Location: Obesity and Metabolism Research
Project Number: 2032-51530-022-04-T
Project Type: Trust Fund Cooperative Agreement
Start Date: Jan 1, 2012
End Date: Sep 30, 2014
Elevated fat levels within tissues and reduced capacity/inefficiencies in long-chain fatty acid (LCFA) oxidative catabolism are highly correlated with muscle, liver, adipose, and whole-body insulin resistance and type 2 diabetes mellitus (T2DM). It is hypothesized that specific metabolites whose intra- or extra-cellular concentrations shift in response to changes in capacity or efficiency of mitochondrial LCFA combustion act as bioactive molecules that impact insulin signaling. We have leveraged metabolomics analysis platforms to discover new plasma metabolites that correlate with T2DM. One interesting outcome to date has been the identification of medium-chain fatty acylcarnitines (MCFA-carnitines, defined herein as C6-C14-carns and reflective of incomplete LCFA ß-oxidation) as entities increased in human T2DM plasma. Recent work has confirmed that (patho)physiologic concentrations of the natural isomer L-C14-carn triggers a suite of pro-inflammatory outcomes in multiple cell types. Since these inflammatory cascades have been implicated in attenuation of insulin signaling, it raises the possibility that intra- or extracellular accumulation of acylcarnitines could underlie or exacerbate the insulin resistance phenotype; if confirmed, this would represent a major paradigm shift. The molecular mechanisms by which acylcarnitines act to promote cytokine release, pro-inflammatory gene expression, and to activate inflammation cascades remain elusive, and this knowledge gap forms the basis of the current proposal. There is strong evidence that activation of pattern recognition receptors (PRRs)--at least TLR2, TLR4 and NOD2--can negatively impact insulin signaling. Thus, we propose to determine which specific PRR players are involved in acylcarnitine-mediated pro-inflammatory activity, and to determine for the first time if these factors induce insulin resistance.
Specific Aim 1--Ascertain Whether the Pro-Inflammatory Effects of MCFA-Carnitine Result in Insulin Resistance in Skeletal Muscle and Adipocyte Preparations. Muscle and adipose tissues are important sites for glucose disposal and metabolism. Activators of PRRs and downstream JNK and NF'B activation have been associated with diminution of insulin signaling.
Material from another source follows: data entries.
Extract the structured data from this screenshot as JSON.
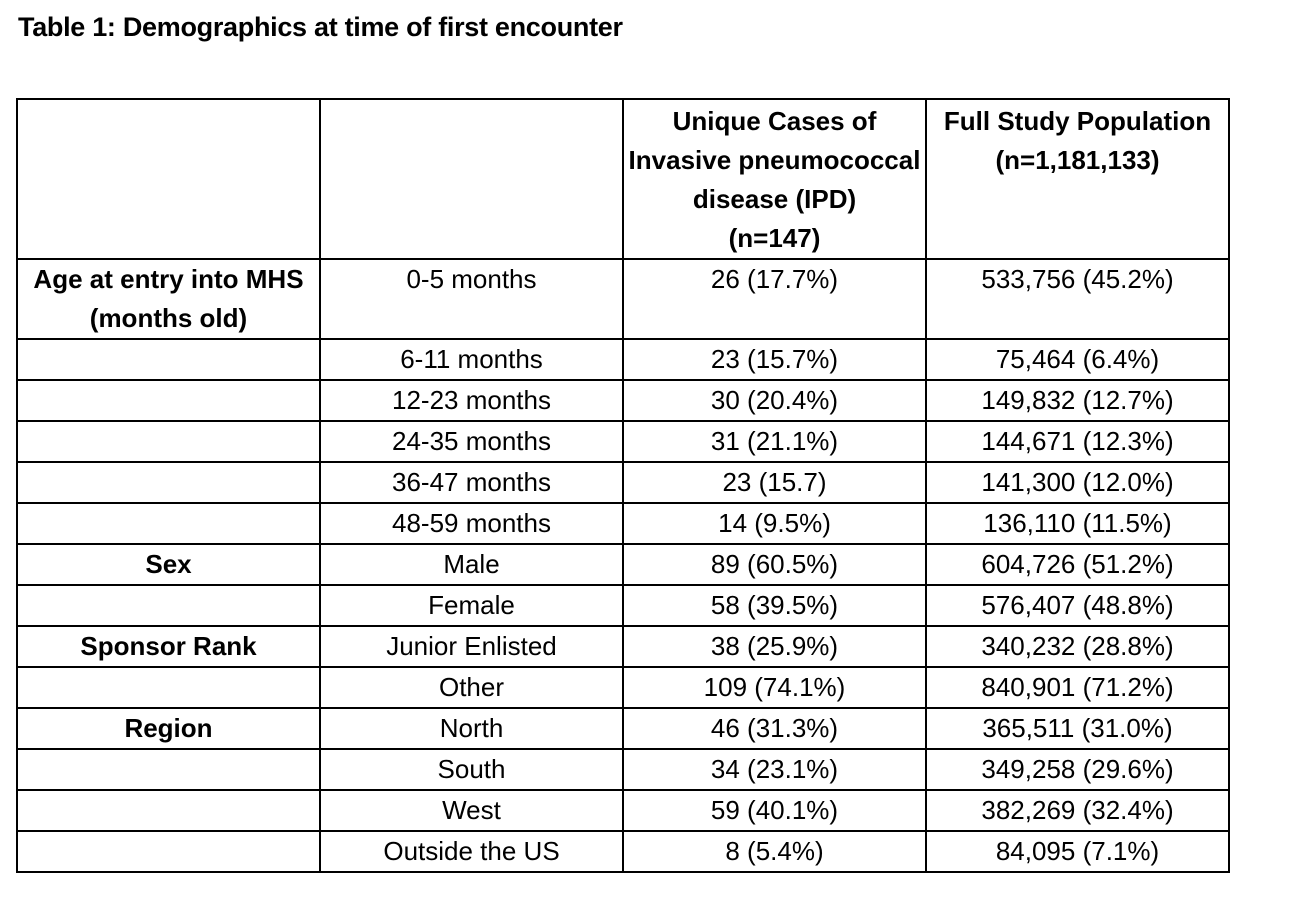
{
  "title": "Table 1: Demographics at time of first encounter",
  "columns": {
    "col3": "Unique Cases of Invasive pneumococcal disease (IPD) (n=147)",
    "col3_lines": [
      "Unique Cases of",
      "Invasive pneumococcal",
      "disease (IPD)",
      "(n=147)"
    ],
    "col4_lines": [
      "Full Study Population",
      "(n=1,181,133)"
    ]
  },
  "rows": [
    {
      "group": [
        "Age at entry into MHS",
        "(months old)"
      ],
      "label": "0-5 months",
      "ipd": "26 (17.7%)",
      "pop": "533,756 (45.2%)"
    },
    {
      "group": [],
      "label": "6-11 months",
      "ipd": "23 (15.7%)",
      "pop": "75,464 (6.4%)"
    },
    {
      "group": [],
      "label": "12-23 months",
      "ipd": "30 (20.4%)",
      "pop": "149,832 (12.7%)"
    },
    {
      "group": [],
      "label": "24-35 months",
      "ipd": "31 (21.1%)",
      "pop": "144,671 (12.3%)"
    },
    {
      "group": [],
      "label": "36-47 months",
      "ipd": "23 (15.7)",
      "pop": "141,300 (12.0%)"
    },
    {
      "group": [],
      "label": "48-59 months",
      "ipd": "14 (9.5%)",
      "pop": "136,110 (11.5%)"
    },
    {
      "group": [
        "Sex"
      ],
      "label": "Male",
      "ipd": "89 (60.5%)",
      "pop": "604,726 (51.2%)"
    },
    {
      "group": [],
      "label": "Female",
      "ipd": "58 (39.5%)",
      "pop": "576,407 (48.8%)"
    },
    {
      "group": [
        "Sponsor Rank"
      ],
      "label": "Junior Enlisted",
      "ipd": "38 (25.9%)",
      "pop": "340,232 (28.8%)"
    },
    {
      "group": [],
      "label": "Other",
      "ipd": "109 (74.1%)",
      "pop": "840,901 (71.2%)"
    },
    {
      "group": [
        "Region"
      ],
      "label": "North",
      "ipd": "46 (31.3%)",
      "pop": "365,511 (31.0%)"
    },
    {
      "group": [],
      "label": "South",
      "ipd": "34 (23.1%)",
      "pop": "349,258 (29.6%)"
    },
    {
      "group": [],
      "label": "West",
      "ipd": "59 (40.1%)",
      "pop": "382,269 (32.4%)"
    },
    {
      "group": [],
      "label": "Outside the US",
      "ipd": "8 (5.4%)",
      "pop": "84,095 (7.1%)"
    }
  ]
}
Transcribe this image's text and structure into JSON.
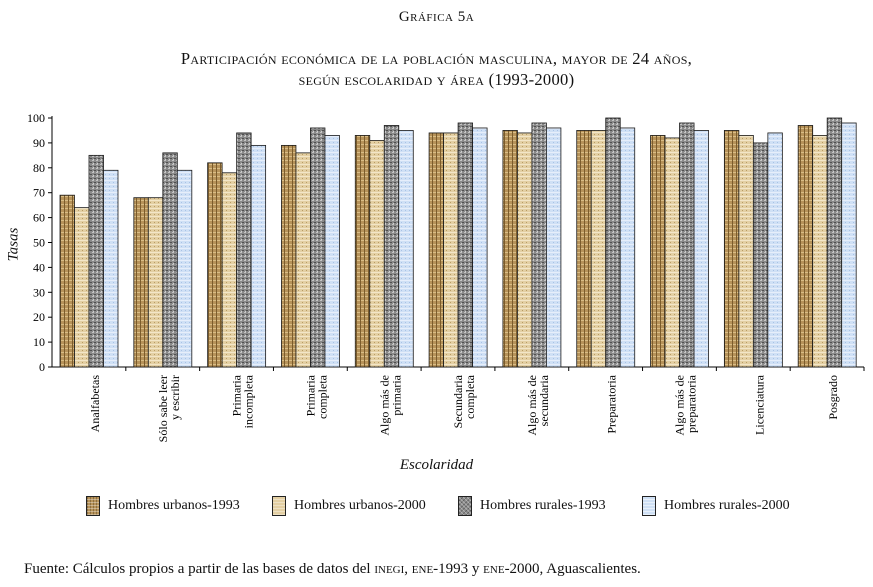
{
  "figure_label": "Gráfica 5a",
  "title_line1": "Participación económica de la población masculina, mayor de 24 años,",
  "title_line2": "según escolaridad y área (1993-2000)",
  "source_prefix": "Fuente: Cálculos propios a partir de las bases de datos del ",
  "source_inegi": "inegi",
  "source_sep1": ", ",
  "source_ene1993": "ene",
  "source_mid": "-1993 y ",
  "source_ene2000": "ene",
  "source_suffix": "-2000, Aguascalientes.",
  "colors": [
    "#b7935a",
    "#e3cfa3",
    "#8a8a8a",
    "#cfe0f5"
  ],
  "chart_data": {
    "type": "bar",
    "ylabel": "Tasas",
    "xlabel": "Escolaridad",
    "ylim": [
      0,
      100
    ],
    "yticks": [
      0,
      10,
      20,
      30,
      40,
      50,
      60,
      70,
      80,
      90,
      100
    ],
    "categories": [
      "Analfabetas",
      "Sólo sabe leer y escribir",
      "Primaria incompleta",
      "Primaria completa",
      "Algo más de primaria",
      "Secundaria completa",
      "Algo más de secundaria",
      "Preparatoria",
      "Algo más de preparatoria",
      "Licenciatura",
      "Posgrado"
    ],
    "category_lines": [
      [
        "Analfabetas"
      ],
      [
        "Sólo sabe leer",
        "y escribir"
      ],
      [
        "Primaria",
        "incompleta"
      ],
      [
        "Primaria",
        "completa"
      ],
      [
        "Algo más de",
        "primaria"
      ],
      [
        "Secundaria",
        "completa"
      ],
      [
        "Algo más de",
        "secundaria"
      ],
      [
        "Preparatoria"
      ],
      [
        "Algo más de",
        "preparatoria"
      ],
      [
        "Licenciatura"
      ],
      [
        "Posgrado"
      ]
    ],
    "series": [
      {
        "name": "Hombres urbanos-1993",
        "values": [
          69,
          68,
          82,
          89,
          93,
          94,
          95,
          95,
          93,
          95,
          97
        ]
      },
      {
        "name": "Hombres urbanos-2000",
        "values": [
          64,
          68,
          78,
          86,
          91,
          94,
          94,
          95,
          92,
          93,
          93
        ]
      },
      {
        "name": "Hombres rurales-1993",
        "values": [
          85,
          86,
          94,
          96,
          97,
          98,
          98,
          100,
          98,
          90,
          100
        ]
      },
      {
        "name": "Hombres rurales-2000",
        "values": [
          79,
          79,
          89,
          93,
          95,
          96,
          96,
          96,
          95,
          94,
          98
        ]
      }
    ],
    "legend_position": "bottom",
    "grid": false
  }
}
Thus, in Aim 1 we will fully characterize the impact of exogenous acylcarnitines on insulin signaling cascades and glucose uptake in muscle preparations and in 3T3-L1 adipocytes. We hypothesize that the pro-inflammatory effects of L-C14-carnitine will have functional implications to reduce insulin action. Specific Aim 2--Ascertain Whether the Pro-Inflammatory Effects of MCFA-Carnitine are Inhibited by PUFA via a GPR120-Dependent Pathway. Diets rich in '3-polyunsaturated fatty acids (PUFA) are known to dampen inflammation in vivo, and PUFAs attenuate the PRR-dependent pro-inflammatory effects of TLR activators in cell culture systems. Recently, it was reported that '3-PUFA (docosahexanoic acid, DHA) effects are largely via the GPCR GPR120 that inactivates nodes of the inflammatory cascade. Since acylcarnitines share some inflammation-associated systems with saturated FAs, in Aim 2 we will test the hypothesis that DHA will reduce acylcarnitine-induced inflammation. We further reason that such an activity, in part, will be driven by activation of the '3-PUFA receptor GPR120. Specific Aim 3--Determine if MCFA-Carnitine Specifically Activates Intracellular Endosomal TLRs (TLR7, TLR8, TLR9). Our studies using murine and human cell systems and murine TLR gene constructs have successfully excluded several cell-surface PRRs as primary targets of L-C14-carnitine in terms of activation of pro-inflammatory pathways (e.g., TLR1-TLR6, see Preliminary Results). The effects of acylcarnitine in macrophage cells appear to involve MyD88, an adaptor protein shared by several TLRs. In Aim 3 we will test the hypothesis that L-C14-carnitine exerts its inflammatory effects through one or more of the MyD88-dependent endosomal PRRs TRL7, TLR8, or TLR9.